While most of the program is as below:

 1  #...
 2  import configparser
 3  #...
 4  import requests
 5 
 6  # ... loading article list, user, password, URL to load article,
 7  #     URLL to login user, from configuration file (see https://github.com/l-dfa/COVID-19-italia)
 8 
 9  def main():
10      with requests.Session() as s:          # using session 'cause we need cookies to handle csrf token and user login
11          lg = s.get(URL)                                      # get article AND ...
12          csrf_token = lg.cookies['csrftoken']                 # ... csrf
13          login_data = {'csrfmiddlewaretoken': csrf_token,     # program MUST login user to upload files
14                        'username': AUTH[0],
15                        'password': AUTH[1],
16                        'next': '/blog/load-article'}
17          rl = s.post(URLL, data=login_data)                   # posting to login (NOT article: weird, isn't it?). it switches to load-article AND ...
18          csrf_token = rl.cookies['csrftoken']                 # ... it CHANGES csrf
19          # ...
20 
21          load_article_data = {'csrfmiddlewaretoken': csrf_token, }
22          for article in ARTICLES:
23              files = {'article': open(ARTICLE_PATH + '/' + article, 'rb')}  # the field name is article, not file
24              ru = s.post(URL, files=files, data=load_article_data)
25          # ...
26 
27  # ...

main function supposes to have the global variables:

ARTICLES a list of articles to upload,
URLL the address of the login page.
URL the address of the upload page.
AUTH a tuple with username and password to use,
ARTICLE_PATH the directory to find articles.

Therefore:

on line 10 it instantiates a session that will keep track of the cookies; we need it because here we have the csrf token used by Django in the forms;
on lines 13-16 we set the data to login, since only a logged in user can upload files;
and on line 17 we send them to the login form; to find out this thing has consumed us quite a bit of time;
just as it took us a long time to understand that Django also changed the csrf token (line 18);
now we are ready: we can load the desired files with the loop at lines 22-24, remembering
- that in our form the name of the field is article, and not file, as usually indicated in various articles on the Internet,
- that the URL to send is the upload one and not the login one.

[1]

For those who don't know reStructuredText:

.. csv-table:: title is the directive that tells the reStructuredText library to interpret what follows as a table in csv format.

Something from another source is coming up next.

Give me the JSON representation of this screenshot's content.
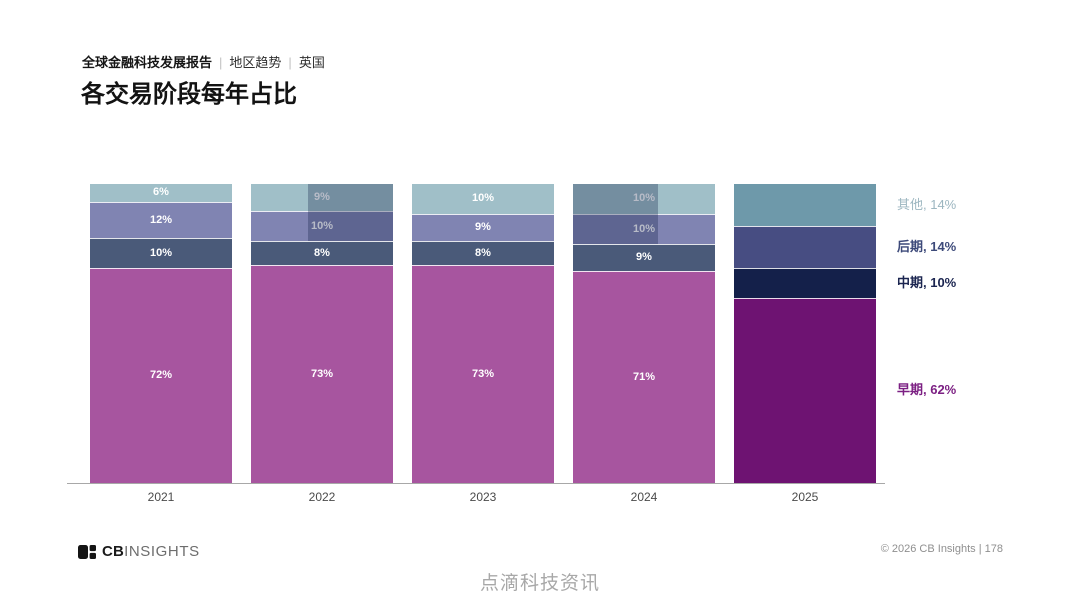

Attention to the fact that the content of the table must be:

spaced from the directive with an empty line;
indented with respect to the directive, for example with a couple of whitespaces before each line that forms the content.

Instead the indicator ... <cut> ... in the example remarks the fact that we omitted part of the template.

[2]	I admit it, when I read something on the Internet from a program, I am amazed by the ease with which you can do this when using Python.

[3]	This is a time series: each nation has a group of dates, and for each date the number of observations during the day is reported.